I can forgive much, Lady Janet—including the terms in which you thought it decent to order me out of your house.
I am quite willing to accept the offer of your boudoir, as the expression on your part of a better frame of mind.
But even Christian Charity has its limits.
The continued presence of that wretch under your roof is, you will permit me to remark, not only a monument of your own weakness, but a perfectly insufferable insult to Me."
There she stopped abruptly—not for want of words, but for want of a listener.
Lady Janet was not even pretending to attend to her.
Lady Janet, with a deliberate rudeness entirely foreign to her usual habits, was composedly busying herself in arranging the various papers scattered about the table.

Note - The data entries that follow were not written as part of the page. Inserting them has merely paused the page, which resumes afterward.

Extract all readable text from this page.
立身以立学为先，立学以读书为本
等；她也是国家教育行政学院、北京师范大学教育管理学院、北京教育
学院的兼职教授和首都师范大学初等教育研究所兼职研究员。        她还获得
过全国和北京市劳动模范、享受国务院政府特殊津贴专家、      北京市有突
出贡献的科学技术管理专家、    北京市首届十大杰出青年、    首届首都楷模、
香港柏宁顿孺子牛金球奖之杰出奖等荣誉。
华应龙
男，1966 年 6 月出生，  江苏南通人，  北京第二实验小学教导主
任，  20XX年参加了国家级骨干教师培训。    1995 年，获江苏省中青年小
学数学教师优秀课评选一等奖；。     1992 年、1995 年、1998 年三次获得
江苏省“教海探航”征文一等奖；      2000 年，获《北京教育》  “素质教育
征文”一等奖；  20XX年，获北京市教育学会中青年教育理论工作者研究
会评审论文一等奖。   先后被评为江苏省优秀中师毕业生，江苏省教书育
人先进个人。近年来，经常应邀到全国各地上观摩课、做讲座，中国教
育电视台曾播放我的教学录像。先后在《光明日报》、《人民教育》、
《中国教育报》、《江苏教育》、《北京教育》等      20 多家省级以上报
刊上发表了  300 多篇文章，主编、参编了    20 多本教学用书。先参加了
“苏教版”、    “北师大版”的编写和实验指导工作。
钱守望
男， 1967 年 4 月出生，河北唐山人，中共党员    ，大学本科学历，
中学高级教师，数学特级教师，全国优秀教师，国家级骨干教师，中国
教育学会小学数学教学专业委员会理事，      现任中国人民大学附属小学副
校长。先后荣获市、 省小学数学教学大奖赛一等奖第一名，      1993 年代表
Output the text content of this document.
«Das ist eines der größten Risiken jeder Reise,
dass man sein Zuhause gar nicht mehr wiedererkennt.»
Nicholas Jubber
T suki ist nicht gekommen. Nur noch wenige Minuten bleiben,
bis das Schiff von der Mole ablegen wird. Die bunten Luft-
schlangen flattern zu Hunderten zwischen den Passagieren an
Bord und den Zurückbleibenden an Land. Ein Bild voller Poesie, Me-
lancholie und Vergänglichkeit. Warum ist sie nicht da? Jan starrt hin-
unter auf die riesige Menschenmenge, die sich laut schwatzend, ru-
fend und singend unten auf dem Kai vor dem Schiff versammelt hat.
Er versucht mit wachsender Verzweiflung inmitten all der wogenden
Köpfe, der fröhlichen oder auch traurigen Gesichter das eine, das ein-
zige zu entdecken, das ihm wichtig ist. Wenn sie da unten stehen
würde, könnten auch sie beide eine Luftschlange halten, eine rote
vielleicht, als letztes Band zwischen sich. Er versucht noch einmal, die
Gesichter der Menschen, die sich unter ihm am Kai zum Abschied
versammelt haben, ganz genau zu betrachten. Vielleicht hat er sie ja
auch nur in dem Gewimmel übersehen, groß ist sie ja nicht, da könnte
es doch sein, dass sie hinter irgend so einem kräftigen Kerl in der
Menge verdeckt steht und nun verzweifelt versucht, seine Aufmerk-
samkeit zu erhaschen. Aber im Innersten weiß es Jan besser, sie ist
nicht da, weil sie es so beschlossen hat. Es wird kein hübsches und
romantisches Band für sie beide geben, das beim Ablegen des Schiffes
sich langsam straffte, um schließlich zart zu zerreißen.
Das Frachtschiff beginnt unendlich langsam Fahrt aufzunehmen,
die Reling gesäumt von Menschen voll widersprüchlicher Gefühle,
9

Some she tied together with little morsels of string; some she placed under paper-weights; some she deposited in the fantastic pigeon-holes of a little Japanese cabinet—working with a placid enjoyment of her own orderly occupation, and perfectly unaware, to all outward appearance, that any second person was in the room.
She looked up, with her papers in both hands, when Grace stopped, and said, quietly,
"Have you done?"
"Is your ladyship's purpose in sending for me to treat me with studied rudeness?" Grace retorted, angrily.
"My purpose in sending for you is to say something as soon as you will allow me the opportunity."
The impenetrable composure of that reply took Grace completely by surprise.
She had no retort ready.
In sheer astonishment she waited silently with her eyes riveted on the mistress of the house.
Lady Janet put down her papers, and settled herself comfortably in the easy-chair, preparatory to opening the interview on her side.